Pesach

Pesach, known in English as Passover, is one of the most commonly observed Jewish holidays, even by otherwise non-observant Jews.

Pesach begins on the 15th day of the Jewish month of Nissan. It is the first time of the three major festivals with both historical and agricultural significance (the other two are Shavu’ot and Sukkot). Agriculturally, it represents the beginning of the harvest season in Israel, but little attention is paid to this aspect of the holiday. The primary observances of Pesach ae related to the Exodus from Egypt after generations of slavery. This story is told in Exodus, Ch. 1-15. Many of the Pesach observances are instituted in Chps. 12-15.

The name “Pesach” comes from the Hebrew root Pei-Samekh-Cheit, meaning to pass through, to pass over, to exempt or spare. It refers to the fact that God “passed over” the houses of the Jews when he was slaying the firstborn in Egypt.

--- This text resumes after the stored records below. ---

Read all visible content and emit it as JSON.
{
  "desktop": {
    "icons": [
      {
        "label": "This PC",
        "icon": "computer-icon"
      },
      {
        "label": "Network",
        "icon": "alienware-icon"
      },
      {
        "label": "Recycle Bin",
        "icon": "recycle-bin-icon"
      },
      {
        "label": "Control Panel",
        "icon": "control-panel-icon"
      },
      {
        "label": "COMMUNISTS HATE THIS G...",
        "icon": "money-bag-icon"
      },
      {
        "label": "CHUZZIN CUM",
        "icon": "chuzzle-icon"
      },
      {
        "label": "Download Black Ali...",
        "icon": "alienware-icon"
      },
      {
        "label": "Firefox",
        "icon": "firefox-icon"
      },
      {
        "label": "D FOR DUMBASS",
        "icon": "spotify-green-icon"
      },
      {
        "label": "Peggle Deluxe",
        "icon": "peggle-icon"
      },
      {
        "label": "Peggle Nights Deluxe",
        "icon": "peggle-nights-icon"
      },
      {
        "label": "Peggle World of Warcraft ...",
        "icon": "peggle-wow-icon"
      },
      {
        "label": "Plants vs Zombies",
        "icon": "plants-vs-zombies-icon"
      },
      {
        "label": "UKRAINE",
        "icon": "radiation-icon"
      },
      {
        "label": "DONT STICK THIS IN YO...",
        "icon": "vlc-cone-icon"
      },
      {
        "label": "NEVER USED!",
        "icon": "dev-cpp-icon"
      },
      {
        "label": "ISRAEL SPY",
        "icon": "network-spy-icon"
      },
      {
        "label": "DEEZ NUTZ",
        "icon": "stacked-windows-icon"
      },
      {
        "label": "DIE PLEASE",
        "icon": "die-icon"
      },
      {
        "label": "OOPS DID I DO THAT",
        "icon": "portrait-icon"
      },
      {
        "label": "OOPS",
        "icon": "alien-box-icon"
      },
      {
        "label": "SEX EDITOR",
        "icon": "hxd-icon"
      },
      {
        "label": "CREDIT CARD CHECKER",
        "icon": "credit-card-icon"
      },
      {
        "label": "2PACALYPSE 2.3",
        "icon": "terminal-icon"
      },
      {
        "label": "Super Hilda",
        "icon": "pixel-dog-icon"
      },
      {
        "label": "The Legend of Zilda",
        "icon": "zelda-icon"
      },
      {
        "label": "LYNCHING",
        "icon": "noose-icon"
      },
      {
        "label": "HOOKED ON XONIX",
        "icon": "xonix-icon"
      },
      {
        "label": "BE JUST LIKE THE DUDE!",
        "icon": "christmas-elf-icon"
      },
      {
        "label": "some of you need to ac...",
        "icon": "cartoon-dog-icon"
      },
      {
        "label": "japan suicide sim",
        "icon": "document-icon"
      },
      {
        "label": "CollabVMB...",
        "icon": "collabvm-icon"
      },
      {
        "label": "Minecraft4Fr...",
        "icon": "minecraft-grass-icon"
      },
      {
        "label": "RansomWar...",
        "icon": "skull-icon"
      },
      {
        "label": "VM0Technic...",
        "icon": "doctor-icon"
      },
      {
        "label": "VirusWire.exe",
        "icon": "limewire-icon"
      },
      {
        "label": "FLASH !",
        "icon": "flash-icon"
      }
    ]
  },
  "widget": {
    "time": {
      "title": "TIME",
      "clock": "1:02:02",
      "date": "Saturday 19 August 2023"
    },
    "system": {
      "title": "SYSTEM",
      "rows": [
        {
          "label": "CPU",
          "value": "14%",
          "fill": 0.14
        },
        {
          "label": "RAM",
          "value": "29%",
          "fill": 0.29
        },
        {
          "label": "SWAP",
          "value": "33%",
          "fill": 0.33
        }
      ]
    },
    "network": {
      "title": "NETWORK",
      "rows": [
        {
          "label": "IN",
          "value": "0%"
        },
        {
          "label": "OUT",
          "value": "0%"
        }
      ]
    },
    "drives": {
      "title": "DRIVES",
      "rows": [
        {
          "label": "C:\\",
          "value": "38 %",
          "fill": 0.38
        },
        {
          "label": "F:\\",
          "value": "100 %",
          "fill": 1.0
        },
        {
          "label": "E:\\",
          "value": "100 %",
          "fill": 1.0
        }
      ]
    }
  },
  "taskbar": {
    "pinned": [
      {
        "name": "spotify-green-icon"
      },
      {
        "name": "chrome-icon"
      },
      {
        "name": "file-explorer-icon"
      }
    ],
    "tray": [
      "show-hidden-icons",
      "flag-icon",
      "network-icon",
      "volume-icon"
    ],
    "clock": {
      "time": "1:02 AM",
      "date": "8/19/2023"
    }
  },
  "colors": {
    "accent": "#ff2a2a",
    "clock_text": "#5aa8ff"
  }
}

In English, the holiday is known as Passover. “Pesach” is also the name of the sacrificial offering (a lamb) that was made in the Temple on this holiday. The holiday is also referred to as Chag he-Aviv (the Spring Festival), Chag ha-Matzot (the Festival of Matzahs), and Z’man Cheiruteinu (the Time of Our Freedom).

Before the holy day, the house is completely cleaned, to get rid of all the leaven – chametz. This is to remind us that the Jews leaving Egypt were in a hurry, and did not have time to let their bread rise. It is also a symbolic way of removing the “puffiness” (arrogance, pride) from our souls. Matzah is the unleavened flatbread that Jews eat during Passover, it is traditionally made with flour and water, eggs can also be used. Chametz includes anything made from the five major grains (wheat, rye, barley, oats and spelt) that has not been completely cooked within 18 minutes after first coming into contact with water.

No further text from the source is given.